Schmidt rolled his eyes dramatically and clutched at his chest.

‘It was a terrible moment! I knew of course that our pendant could not have disappeared; but was this the fake, or the one in our treasure room? Until our experts could examine both, I died a mlllion deaths.’

‘It could still fool me,’ I admitted. ‘You’re sure?’

‘Do not say such things, even in jest! No, this is the imitation. But such an imitation! The gold is genuine. The stones are not glass, they are modern synthetics. You have no doubt heard of these imitation rubies, emeralds, sapphires? Some are such excellent copies that only the most sophisticated equipment can tell they are not real. And the workmanship of this . . .’

‘I don’t see why you’re so upset,’ I said; for he was mopping his bald head, and his baby-blue eyes were narrowed in distress.

‘So some eccentric collector wanted a copy of the Charlemagne pendant. A good copy, not like the moulds museums sell these days. The use of real gold is rather peculiar, perhaps, but the frame is hollow; I don’t suppose there is more than a few hundred dollars’ worth of precious metal involved here. What’s the problem?’
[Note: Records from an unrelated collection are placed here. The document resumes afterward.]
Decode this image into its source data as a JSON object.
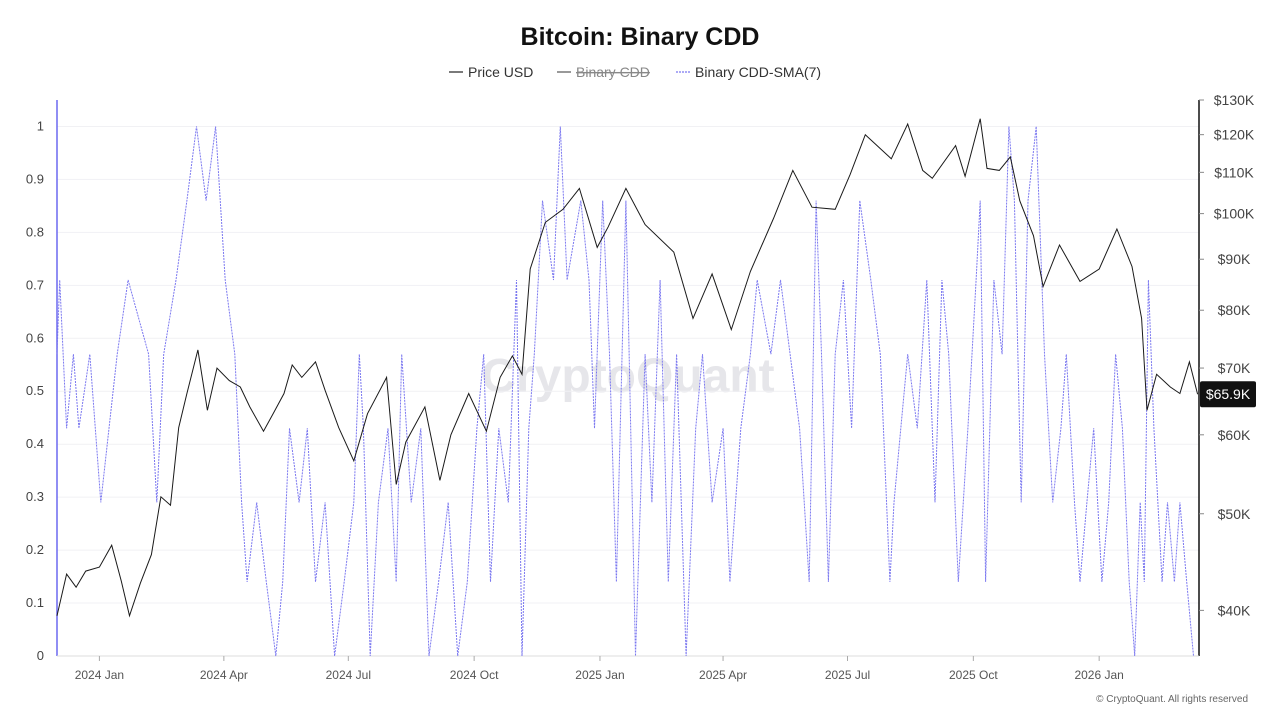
{
  "chart_data": {
    "type": "line",
    "title": "Bitcoin: Binary CDD",
    "watermark": "CryptoQuant",
    "copyright": "© CryptoQuant. All rights reserved",
    "legend": [
      {
        "name": "Price USD",
        "color": "#222222",
        "style": "solid",
        "hidden": false
      },
      {
        "name": "Binary CDD",
        "color": "#555555",
        "style": "solid",
        "hidden": true
      },
      {
        "name": "Binary CDD-SMA(7)",
        "color": "#7b78f0",
        "style": "dotted",
        "hidden": false
      }
    ],
    "x_range": [
      "2023-12-01",
      "2026-03-15"
    ],
    "x_ticks": [
      {
        "label": "2024 Jan",
        "date": "2024-01-01"
      },
      {
        "label": "2024 Apr",
        "date": "2024-04-01"
      },
      {
        "label": "2024 Jul",
        "date": "2024-07-01"
      },
      {
        "label": "2024 Oct",
        "date": "2024-10-01"
      },
      {
        "label": "2025 Jan",
        "date": "2025-01-01"
      },
      {
        "label": "2025 Apr",
        "date": "2025-04-01"
      },
      {
        "label": "2025 Jul",
        "date": "2025-07-01"
      },
      {
        "label": "2025 Oct",
        "date": "2025-10-01"
      },
      {
        "label": "2026 Jan",
        "date": "2026-01-01"
      }
    ],
    "y_left": {
      "range": [
        0,
        1.05
      ],
      "ticks": [
        "0",
        "0.1",
        "0.2",
        "0.3",
        "0.4",
        "0.5",
        "0.6",
        "0.7",
        "0.8",
        "0.9",
        "1"
      ]
    },
    "y_right": {
      "scale": "log",
      "range": [
        36000,
        130000
      ],
      "ticks": [
        {
          "label": "$40K",
          "value": 40000
        },
        {
          "label": "$50K",
          "value": 50000
        },
        {
          "label": "$60K",
          "value": 60000
        },
        {
          "label": "$70K",
          "value": 70000
        },
        {
          "label": "$80K",
          "value": 80000
        },
        {
          "label": "$90K",
          "value": 90000
        },
        {
          "label": "$100K",
          "value": 100000
        },
        {
          "label": "$110K",
          "value": 110000
        },
        {
          "label": "$120K",
          "value": 120000
        },
        {
          "label": "$130K",
          "value": 130000
        }
      ]
    },
    "last_price_label": "$65.9K",
    "last_price_value": 65900,
    "price_series": {
      "name": "Price USD",
      "points": [
        [
          "2023-12-01",
          39500
        ],
        [
          "2023-12-08",
          43500
        ],
        [
          "2023-12-15",
          42200
        ],
        [
          "2023-12-22",
          43800
        ],
        [
          "2024-01-01",
          44200
        ],
        [
          "2024-01-10",
          46500
        ],
        [
          "2024-01-17",
          42800
        ],
        [
          "2024-01-23",
          39500
        ],
        [
          "2024-01-31",
          42600
        ],
        [
          "2024-02-08",
          45500
        ],
        [
          "2024-02-15",
          52000
        ],
        [
          "2024-02-22",
          51000
        ],
        [
          "2024-02-28",
          61000
        ],
        [
          "2024-03-05",
          66000
        ],
        [
          "2024-03-13",
          73000
        ],
        [
          "2024-03-20",
          63500
        ],
        [
          "2024-03-27",
          70000
        ],
        [
          "2024-04-05",
          68000
        ],
        [
          "2024-04-13",
          67000
        ],
        [
          "2024-04-20",
          64000
        ],
        [
          "2024-04-30",
          60500
        ],
        [
          "2024-05-07",
          63000
        ],
        [
          "2024-05-15",
          66000
        ],
        [
          "2024-05-21",
          70500
        ],
        [
          "2024-05-28",
          68500
        ],
        [
          "2024-06-07",
          71000
        ],
        [
          "2024-06-14",
          66500
        ],
        [
          "2024-06-24",
          61000
        ],
        [
          "2024-07-05",
          56500
        ],
        [
          "2024-07-15",
          63000
        ],
        [
          "2024-07-29",
          68500
        ],
        [
          "2024-08-05",
          53500
        ],
        [
          "2024-08-12",
          59000
        ],
        [
          "2024-08-26",
          64000
        ],
        [
          "2024-09-06",
          54000
        ],
        [
          "2024-09-14",
          60000
        ],
        [
          "2024-09-27",
          66000
        ],
        [
          "2024-10-10",
          60500
        ],
        [
          "2024-10-20",
          68500
        ],
        [
          "2024-10-29",
          72000
        ],
        [
          "2024-11-05",
          69000
        ],
        [
          "2024-11-11",
          88000
        ],
        [
          "2024-11-22",
          98000
        ],
        [
          "2024-12-05",
          101000
        ],
        [
          "2024-12-17",
          106000
        ],
        [
          "2024-12-30",
          92500
        ],
        [
          "2025-01-07",
          97000
        ],
        [
          "2025-01-20",
          106000
        ],
        [
          "2025-02-03",
          97500
        ],
        [
          "2025-02-24",
          91500
        ],
        [
          "2025-03-10",
          78500
        ],
        [
          "2025-03-24",
          87000
        ],
        [
          "2025-04-07",
          76500
        ],
        [
          "2025-04-21",
          87500
        ],
        [
          "2025-05-08",
          99000
        ],
        [
          "2025-05-22",
          110500
        ],
        [
          "2025-06-05",
          101500
        ],
        [
          "2025-06-22",
          101000
        ],
        [
          "2025-07-03",
          109500
        ],
        [
          "2025-07-14",
          120000
        ],
        [
          "2025-08-02",
          113500
        ],
        [
          "2025-08-14",
          123000
        ],
        [
          "2025-08-25",
          110500
        ],
        [
          "2025-09-01",
          108500
        ],
        [
          "2025-09-18",
          117000
        ],
        [
          "2025-09-25",
          109000
        ],
        [
          "2025-10-06",
          124500
        ],
        [
          "2025-10-11",
          111000
        ],
        [
          "2025-10-20",
          110500
        ],
        [
          "2025-10-28",
          114000
        ],
        [
          "2025-11-04",
          103000
        ],
        [
          "2025-11-14",
          95000
        ],
        [
          "2025-11-21",
          84500
        ],
        [
          "2025-12-03",
          93000
        ],
        [
          "2025-12-18",
          85500
        ],
        [
          "2026-01-01",
          88000
        ],
        [
          "2026-01-14",
          96500
        ],
        [
          "2026-01-25",
          88500
        ],
        [
          "2026-02-01",
          78500
        ],
        [
          "2026-02-05",
          63500
        ],
        [
          "2026-02-12",
          69000
        ],
        [
          "2026-02-22",
          67000
        ],
        [
          "2026-03-01",
          66000
        ],
        [
          "2026-03-08",
          71000
        ],
        [
          "2026-03-14",
          65900
        ]
      ]
    },
    "sma_series": {
      "name": "Binary CDD-SMA(7)",
      "points": [
        [
          "2023-12-01",
          0.57
        ],
        [
          "2023-12-03",
          0.71
        ],
        [
          "2023-12-08",
          0.43
        ],
        [
          "2023-12-13",
          0.57
        ],
        [
          "2023-12-17",
          0.43
        ],
        [
          "2023-12-25",
          0.57
        ],
        [
          "2024-01-02",
          0.29
        ],
        [
          "2024-01-08",
          0.43
        ],
        [
          "2024-01-14",
          0.57
        ],
        [
          "2024-01-22",
          0.71
        ],
        [
          "2024-02-06",
          0.57
        ],
        [
          "2024-02-12",
          0.29
        ],
        [
          "2024-02-17",
          0.57
        ],
        [
          "2024-02-26",
          0.71
        ],
        [
          "2024-03-05",
          0.86
        ],
        [
          "2024-03-12",
          1.0
        ],
        [
          "2024-03-19",
          0.86
        ],
        [
          "2024-03-26",
          1.0
        ],
        [
          "2024-04-02",
          0.71
        ],
        [
          "2024-04-09",
          0.57
        ],
        [
          "2024-04-14",
          0.29
        ],
        [
          "2024-04-18",
          0.14
        ],
        [
          "2024-04-25",
          0.29
        ],
        [
          "2024-05-02",
          0.14
        ],
        [
          "2024-05-09",
          0.0
        ],
        [
          "2024-05-14",
          0.14
        ],
        [
          "2024-05-19",
          0.43
        ],
        [
          "2024-05-26",
          0.29
        ],
        [
          "2024-06-01",
          0.43
        ],
        [
          "2024-06-07",
          0.14
        ],
        [
          "2024-06-14",
          0.29
        ],
        [
          "2024-06-21",
          0.0
        ],
        [
          "2024-06-28",
          0.14
        ],
        [
          "2024-07-05",
          0.29
        ],
        [
          "2024-07-09",
          0.57
        ],
        [
          "2024-07-12",
          0.43
        ],
        [
          "2024-07-17",
          0.0
        ],
        [
          "2024-07-23",
          0.29
        ],
        [
          "2024-07-30",
          0.43
        ],
        [
          "2024-08-05",
          0.14
        ],
        [
          "2024-08-09",
          0.57
        ],
        [
          "2024-08-16",
          0.29
        ],
        [
          "2024-08-23",
          0.43
        ],
        [
          "2024-08-29",
          0.0
        ],
        [
          "2024-09-05",
          0.14
        ],
        [
          "2024-09-12",
          0.29
        ],
        [
          "2024-09-19",
          0.0
        ],
        [
          "2024-09-26",
          0.14
        ],
        [
          "2024-10-03",
          0.43
        ],
        [
          "2024-10-08",
          0.57
        ],
        [
          "2024-10-13",
          0.14
        ],
        [
          "2024-10-19",
          0.43
        ],
        [
          "2024-10-26",
          0.29
        ],
        [
          "2024-11-01",
          0.71
        ],
        [
          "2024-11-05",
          0.0
        ],
        [
          "2024-11-10",
          0.43
        ],
        [
          "2024-11-14",
          0.57
        ],
        [
          "2024-11-20",
          0.86
        ],
        [
          "2024-11-28",
          0.71
        ],
        [
          "2024-12-03",
          1.0
        ],
        [
          "2024-12-08",
          0.71
        ],
        [
          "2024-12-18",
          0.86
        ],
        [
          "2024-12-24",
          0.71
        ],
        [
          "2024-12-28",
          0.43
        ],
        [
          "2025-01-03",
          0.86
        ],
        [
          "2025-01-08",
          0.57
        ],
        [
          "2025-01-13",
          0.14
        ],
        [
          "2025-01-20",
          0.86
        ],
        [
          "2025-01-27",
          0.0
        ],
        [
          "2025-02-03",
          0.57
        ],
        [
          "2025-02-08",
          0.29
        ],
        [
          "2025-02-14",
          0.71
        ],
        [
          "2025-02-20",
          0.14
        ],
        [
          "2025-02-26",
          0.57
        ],
        [
          "2025-03-05",
          0.0
        ],
        [
          "2025-03-12",
          0.43
        ],
        [
          "2025-03-17",
          0.57
        ],
        [
          "2025-03-24",
          0.29
        ],
        [
          "2025-04-01",
          0.43
        ],
        [
          "2025-04-06",
          0.14
        ],
        [
          "2025-04-14",
          0.43
        ],
        [
          "2025-04-21",
          0.57
        ],
        [
          "2025-04-26",
          0.71
        ],
        [
          "2025-05-06",
          0.57
        ],
        [
          "2025-05-13",
          0.71
        ],
        [
          "2025-05-20",
          0.57
        ],
        [
          "2025-05-27",
          0.43
        ],
        [
          "2025-06-03",
          0.14
        ],
        [
          "2025-06-08",
          0.86
        ],
        [
          "2025-06-12",
          0.57
        ],
        [
          "2025-06-17",
          0.14
        ],
        [
          "2025-06-22",
          0.57
        ],
        [
          "2025-06-28",
          0.71
        ],
        [
          "2025-07-04",
          0.43
        ],
        [
          "2025-07-10",
          0.86
        ],
        [
          "2025-07-18",
          0.71
        ],
        [
          "2025-07-25",
          0.57
        ],
        [
          "2025-08-01",
          0.14
        ],
        [
          "2025-08-04",
          0.29
        ],
        [
          "2025-08-09",
          0.43
        ],
        [
          "2025-08-14",
          0.57
        ],
        [
          "2025-08-21",
          0.43
        ],
        [
          "2025-08-28",
          0.71
        ],
        [
          "2025-09-03",
          0.29
        ],
        [
          "2025-09-08",
          0.71
        ],
        [
          "2025-09-13",
          0.57
        ],
        [
          "2025-09-20",
          0.14
        ],
        [
          "2025-09-27",
          0.43
        ],
        [
          "2025-10-03",
          0.71
        ],
        [
          "2025-10-06",
          0.86
        ],
        [
          "2025-10-10",
          0.14
        ],
        [
          "2025-10-16",
          0.71
        ],
        [
          "2025-10-22",
          0.57
        ],
        [
          "2025-10-27",
          1.0
        ],
        [
          "2025-10-31",
          0.86
        ],
        [
          "2025-11-05",
          0.29
        ],
        [
          "2025-11-10",
          0.86
        ],
        [
          "2025-11-16",
          1.0
        ],
        [
          "2025-11-22",
          0.57
        ],
        [
          "2025-11-28",
          0.29
        ],
        [
          "2025-12-04",
          0.43
        ],
        [
          "2025-12-08",
          0.57
        ],
        [
          "2025-12-14",
          0.29
        ],
        [
          "2025-12-18",
          0.14
        ],
        [
          "2025-12-23",
          0.29
        ],
        [
          "2025-12-28",
          0.43
        ],
        [
          "2026-01-03",
          0.14
        ],
        [
          "2026-01-08",
          0.29
        ],
        [
          "2026-01-13",
          0.57
        ],
        [
          "2026-01-18",
          0.43
        ],
        [
          "2026-01-23",
          0.14
        ],
        [
          "2026-01-27",
          0.0
        ],
        [
          "2026-01-31",
          0.29
        ],
        [
          "2026-02-03",
          0.14
        ],
        [
          "2026-02-06",
          0.71
        ],
        [
          "2026-02-10",
          0.43
        ],
        [
          "2026-02-16",
          0.14
        ],
        [
          "2026-02-20",
          0.29
        ],
        [
          "2026-02-25",
          0.14
        ],
        [
          "2026-03-01",
          0.29
        ],
        [
          "2026-03-06",
          0.14
        ],
        [
          "2026-03-11",
          0.0
        ]
      ]
    }
  }
}
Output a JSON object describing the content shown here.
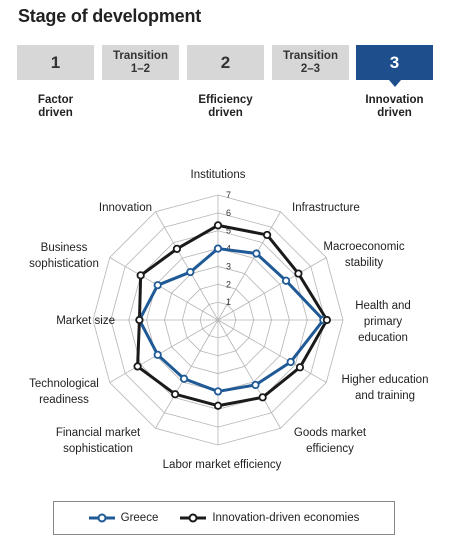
{
  "title": "Stage of development",
  "stages": [
    {
      "label": "1",
      "caption": "Factor\ndriven",
      "active": false,
      "kind": "stage"
    },
    {
      "label": "Transition\n1–2",
      "caption": "",
      "active": false,
      "kind": "transition"
    },
    {
      "label": "2",
      "caption": "Efficiency\ndriven",
      "active": false,
      "kind": "stage"
    },
    {
      "label": "Transition\n2–3",
      "caption": "",
      "active": false,
      "kind": "transition"
    },
    {
      "label": "3",
      "caption": "Innovation\ndriven",
      "active": true,
      "kind": "stage"
    }
  ],
  "colors": {
    "greece": "#1f5a96",
    "innovation": "#1a1a1a",
    "grid": "#b5b5b5",
    "active_stage": "#1f4e8c"
  },
  "chart_data": {
    "type": "radar",
    "axes": [
      "Institutions",
      "Infrastructure",
      "Macroeconomic\nstability",
      "Health and\nprimary\neducation",
      "Higher education\nand training",
      "Goods market\nefficiency",
      "Labor market efficiency",
      "Financial market\nsophistication",
      "Technological\nreadiness",
      "Market size",
      "Business\nsophistication",
      "Innovation"
    ],
    "range": [
      1,
      7
    ],
    "ticks": [
      "1",
      "2",
      "3",
      "4",
      "5",
      "6",
      "7"
    ],
    "series": [
      {
        "name": "Greece",
        "values": [
          4.0,
          4.3,
          4.4,
          5.9,
          4.7,
          4.2,
          4.0,
          3.8,
          3.9,
          4.4,
          3.9,
          3.1
        ]
      },
      {
        "name": "Innovation-driven economies",
        "values": [
          5.3,
          5.5,
          5.2,
          6.1,
          5.3,
          5.0,
          4.8,
          4.8,
          5.2,
          4.4,
          5.0,
          4.6
        ]
      }
    ],
    "legend_position": "bottom"
  }
}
‘I thought you would understand!’ Schmidt’s eyes widened. ‘You are such a clever woman. But then jewellery is not your specialty. To go to such trouble, such expense, in order to imitate a piece like this . . . There are only a few goldsmiths in the world capable of such work. They do not have to earn a living making copies. It is . . . too cheap and yet too costly, this copy. Do you see?’

When he put it that way, I did see. I nodded thoughtfully and looked more closely at the lovely thing on the desk.